Le ministre de l'Agriculture, Julien Denormandie, et la ministre de la Transition écologique, Barbara Pompili, souhaitent autoriser l'emploi de produits phytosanitaires de la famille des néonicotinoïdes pour aider la filière betteravière-sucre qui est frappée par une crise « inédite » de jaunisse véhiculée par des pucerons. Jusqu'à 50 % de la production nationale pourrait être détruite.
Ces pesticides, nocifs pour les pollinisateurs comme les abeilles, sont interdits depuis septembre 2018 par la loi Biodiversité de 2016. Une modification législative sera donc discutée à l'automne pour « pérenniser » la production de sucre en France, ont annoncé, le 6 août, M. Denormandie et les syndicats agricoles FNSEA et Jeunes agriculteurs (JA).
L'utilisation via l'enrobage des semences de néonicotinoïdes devrait être ré-autorisée pour les semis du printemps 2021, « et le cas échéant des deux années suivantes, laissant le temps à la recherche d'aboutir », ont salué la FNSEA et JA. Le Gouvernement prévoit de prendre au moment des semis une dérogation de 120 jours pour les semences enrobées, « dans des conditions strictement encadrées ». Cette dérogation est permise par le règlement européen d'octobre 2009 sur la mise sur le marché des produits phytopharmaceutiques, a justifié le ministre de l'Agriculture, « comme le font d'autres pays européens confrontés aux mêmes difficultés ».
Cinq millions d'euros pour la recherche d'alternatives aux néonicotinoïdes
Et d'ajouter : « Face à cette crise, les alternatives aux néonicotinoïdes pour la betterave se sont avérées inefficaces pour l'instant. Les néonicotinoïdes sont donc la seule solution de court terme pour sauver la filière ».
Les deux ministres prévoient de débloquer 5 millions d'euros pour la recherche d'alternatives pour la filière de la betterave et mettre en place un comité de suivi spécifique. « Par alternatives, il faut entendre des solutions chimiques moins dangereuses, mais aussi d'autres pratiques, des parcelles plus petites et/ou converties au bio par exemple, qui peuvent contribuer à lutter contre la diffusion de virus », a souligné Mme Pompili.
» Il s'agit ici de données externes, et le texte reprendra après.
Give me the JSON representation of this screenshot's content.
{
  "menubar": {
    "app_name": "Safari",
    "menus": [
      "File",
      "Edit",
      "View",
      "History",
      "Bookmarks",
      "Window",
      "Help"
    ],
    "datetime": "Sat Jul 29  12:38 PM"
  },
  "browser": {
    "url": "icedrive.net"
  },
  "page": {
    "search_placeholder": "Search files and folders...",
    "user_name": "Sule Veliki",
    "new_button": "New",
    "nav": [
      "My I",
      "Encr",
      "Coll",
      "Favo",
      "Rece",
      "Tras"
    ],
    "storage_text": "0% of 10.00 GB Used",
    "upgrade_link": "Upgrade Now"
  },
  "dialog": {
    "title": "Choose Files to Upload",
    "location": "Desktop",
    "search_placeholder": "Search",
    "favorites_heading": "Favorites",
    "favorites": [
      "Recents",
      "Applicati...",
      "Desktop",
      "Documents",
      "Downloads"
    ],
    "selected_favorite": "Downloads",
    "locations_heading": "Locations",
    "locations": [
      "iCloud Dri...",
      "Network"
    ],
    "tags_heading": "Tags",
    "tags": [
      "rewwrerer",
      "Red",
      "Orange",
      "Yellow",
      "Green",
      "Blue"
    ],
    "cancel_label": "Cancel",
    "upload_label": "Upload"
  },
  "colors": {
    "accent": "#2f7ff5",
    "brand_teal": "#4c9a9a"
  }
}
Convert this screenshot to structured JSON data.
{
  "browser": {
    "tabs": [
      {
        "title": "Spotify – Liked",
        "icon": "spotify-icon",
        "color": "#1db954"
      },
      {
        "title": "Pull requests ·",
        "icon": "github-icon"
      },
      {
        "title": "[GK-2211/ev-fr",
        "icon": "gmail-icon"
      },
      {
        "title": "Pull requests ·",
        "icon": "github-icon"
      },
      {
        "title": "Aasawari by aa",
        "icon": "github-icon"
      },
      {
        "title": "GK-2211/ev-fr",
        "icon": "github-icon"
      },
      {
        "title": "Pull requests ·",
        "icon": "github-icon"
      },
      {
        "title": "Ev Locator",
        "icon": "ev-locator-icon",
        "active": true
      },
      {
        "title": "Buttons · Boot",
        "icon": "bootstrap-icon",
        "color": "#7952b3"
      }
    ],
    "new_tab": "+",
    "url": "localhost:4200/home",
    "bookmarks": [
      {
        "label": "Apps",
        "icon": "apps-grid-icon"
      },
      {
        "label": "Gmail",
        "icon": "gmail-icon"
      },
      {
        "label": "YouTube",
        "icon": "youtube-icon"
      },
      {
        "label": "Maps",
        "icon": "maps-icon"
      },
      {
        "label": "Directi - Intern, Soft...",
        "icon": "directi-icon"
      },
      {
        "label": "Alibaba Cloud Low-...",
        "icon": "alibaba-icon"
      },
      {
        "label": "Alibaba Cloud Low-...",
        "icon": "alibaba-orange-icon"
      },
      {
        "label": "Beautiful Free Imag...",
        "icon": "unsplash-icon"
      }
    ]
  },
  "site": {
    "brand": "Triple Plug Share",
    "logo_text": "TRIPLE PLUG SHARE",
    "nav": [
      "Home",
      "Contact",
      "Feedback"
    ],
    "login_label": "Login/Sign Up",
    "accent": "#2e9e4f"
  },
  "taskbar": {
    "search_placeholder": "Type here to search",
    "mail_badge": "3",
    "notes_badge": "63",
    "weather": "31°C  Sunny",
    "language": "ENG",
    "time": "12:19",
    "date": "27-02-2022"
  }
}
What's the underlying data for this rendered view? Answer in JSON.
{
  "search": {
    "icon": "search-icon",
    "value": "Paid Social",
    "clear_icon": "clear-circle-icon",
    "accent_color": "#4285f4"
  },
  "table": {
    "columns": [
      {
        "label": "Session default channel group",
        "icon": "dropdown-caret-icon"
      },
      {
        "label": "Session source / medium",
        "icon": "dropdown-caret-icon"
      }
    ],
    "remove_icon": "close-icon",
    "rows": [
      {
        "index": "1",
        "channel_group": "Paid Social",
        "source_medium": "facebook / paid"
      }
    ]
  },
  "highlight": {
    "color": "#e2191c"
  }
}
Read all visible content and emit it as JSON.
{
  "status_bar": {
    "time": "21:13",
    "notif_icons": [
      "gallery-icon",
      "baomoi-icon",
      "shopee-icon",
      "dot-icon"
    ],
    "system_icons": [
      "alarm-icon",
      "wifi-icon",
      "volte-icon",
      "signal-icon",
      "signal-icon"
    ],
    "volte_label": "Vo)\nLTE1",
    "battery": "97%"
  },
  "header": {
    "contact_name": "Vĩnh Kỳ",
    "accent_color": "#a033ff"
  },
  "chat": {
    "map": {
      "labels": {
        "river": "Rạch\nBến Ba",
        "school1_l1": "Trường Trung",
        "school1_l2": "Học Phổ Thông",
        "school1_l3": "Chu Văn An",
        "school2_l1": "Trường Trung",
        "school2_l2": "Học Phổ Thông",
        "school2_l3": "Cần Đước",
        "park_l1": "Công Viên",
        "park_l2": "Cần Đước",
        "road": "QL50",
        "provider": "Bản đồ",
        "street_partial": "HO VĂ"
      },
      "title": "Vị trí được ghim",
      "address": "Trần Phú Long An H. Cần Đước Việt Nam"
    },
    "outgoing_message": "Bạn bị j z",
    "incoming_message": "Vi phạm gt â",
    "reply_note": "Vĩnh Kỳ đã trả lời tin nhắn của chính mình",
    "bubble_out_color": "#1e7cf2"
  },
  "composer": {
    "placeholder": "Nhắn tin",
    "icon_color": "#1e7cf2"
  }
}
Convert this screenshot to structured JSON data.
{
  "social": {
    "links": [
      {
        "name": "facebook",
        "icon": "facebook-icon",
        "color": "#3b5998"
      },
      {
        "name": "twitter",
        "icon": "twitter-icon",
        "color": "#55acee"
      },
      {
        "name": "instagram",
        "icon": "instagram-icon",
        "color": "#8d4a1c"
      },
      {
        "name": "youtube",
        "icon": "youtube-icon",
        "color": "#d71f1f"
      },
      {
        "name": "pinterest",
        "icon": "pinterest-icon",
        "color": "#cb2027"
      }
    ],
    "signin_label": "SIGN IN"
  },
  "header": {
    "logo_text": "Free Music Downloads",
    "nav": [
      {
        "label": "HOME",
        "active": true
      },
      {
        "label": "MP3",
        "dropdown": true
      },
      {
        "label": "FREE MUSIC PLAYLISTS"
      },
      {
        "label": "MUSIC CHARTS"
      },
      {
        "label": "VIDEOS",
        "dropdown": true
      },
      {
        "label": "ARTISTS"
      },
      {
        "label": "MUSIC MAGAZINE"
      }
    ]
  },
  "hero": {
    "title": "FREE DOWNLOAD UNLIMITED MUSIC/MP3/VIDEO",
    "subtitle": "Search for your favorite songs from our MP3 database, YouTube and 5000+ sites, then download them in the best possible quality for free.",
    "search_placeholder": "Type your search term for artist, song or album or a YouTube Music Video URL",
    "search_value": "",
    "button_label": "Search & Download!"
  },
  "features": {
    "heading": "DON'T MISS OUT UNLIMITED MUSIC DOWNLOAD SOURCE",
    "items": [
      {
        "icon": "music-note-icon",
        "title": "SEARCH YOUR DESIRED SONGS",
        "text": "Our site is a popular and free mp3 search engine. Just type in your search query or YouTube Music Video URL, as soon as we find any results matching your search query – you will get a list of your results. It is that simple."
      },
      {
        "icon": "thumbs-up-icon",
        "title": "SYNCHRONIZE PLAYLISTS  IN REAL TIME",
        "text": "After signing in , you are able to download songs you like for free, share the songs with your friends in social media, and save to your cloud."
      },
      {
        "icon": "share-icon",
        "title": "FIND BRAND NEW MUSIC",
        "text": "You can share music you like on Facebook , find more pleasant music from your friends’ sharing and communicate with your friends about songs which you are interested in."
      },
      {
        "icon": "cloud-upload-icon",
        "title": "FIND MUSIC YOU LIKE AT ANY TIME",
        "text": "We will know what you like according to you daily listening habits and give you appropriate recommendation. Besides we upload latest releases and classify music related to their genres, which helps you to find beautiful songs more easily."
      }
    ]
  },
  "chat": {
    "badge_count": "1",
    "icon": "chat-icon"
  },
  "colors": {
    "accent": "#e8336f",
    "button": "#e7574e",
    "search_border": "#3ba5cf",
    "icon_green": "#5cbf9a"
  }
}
Elle assure « que plus de 90 % des usages des néonicotinoïdes restent interdits ».
Maintenir leur interdiction pour protéger les abeilles
Pour leur part, les défenseurs de l'environnement et les apiculteurs fustigent ce retour à l'utilisation de néonicotinoïdes pour les producteurs de betteraves. Ils craignent pour la santé des insectes pollinisateurs.
Les ONG Générations futures et Pollinis, ou encore le syndicat agricole Confédération Paysanne et le syndicat apicole Unaf, demandent « que tous les néonicotinoïdes restent interdits ! ». Ils dénoncent « un recul inacceptable » de la loi Biodiversité, alors que les producteurs de maïs ont demandé à leur tour une telle dérogation. Cette décision « serait catastrophique pour la filière apicole et pour l'ensemble des insectes pollinisateurs déjà fortement fragilisés en France », déplore l'Unaf.
Les ministres justifient que « les betteraves ne produisent pas de fleurs avant la période de récolte, ce qui circonscrit l'impact de ces insecticides sur les insectes pollinisateurs ». Mais les défenseurs des abeilles estiment que cette mesure « visant à interdire de planter des cultures à fleur après la culture de la betterave « aux néonicotinoïdes » ne sera pas suffisante » pour les protéger. Générations futures a lancé une pétition pour s'opposer à cette dérogation qui a déjà recueilli plus de 93 000 signataires.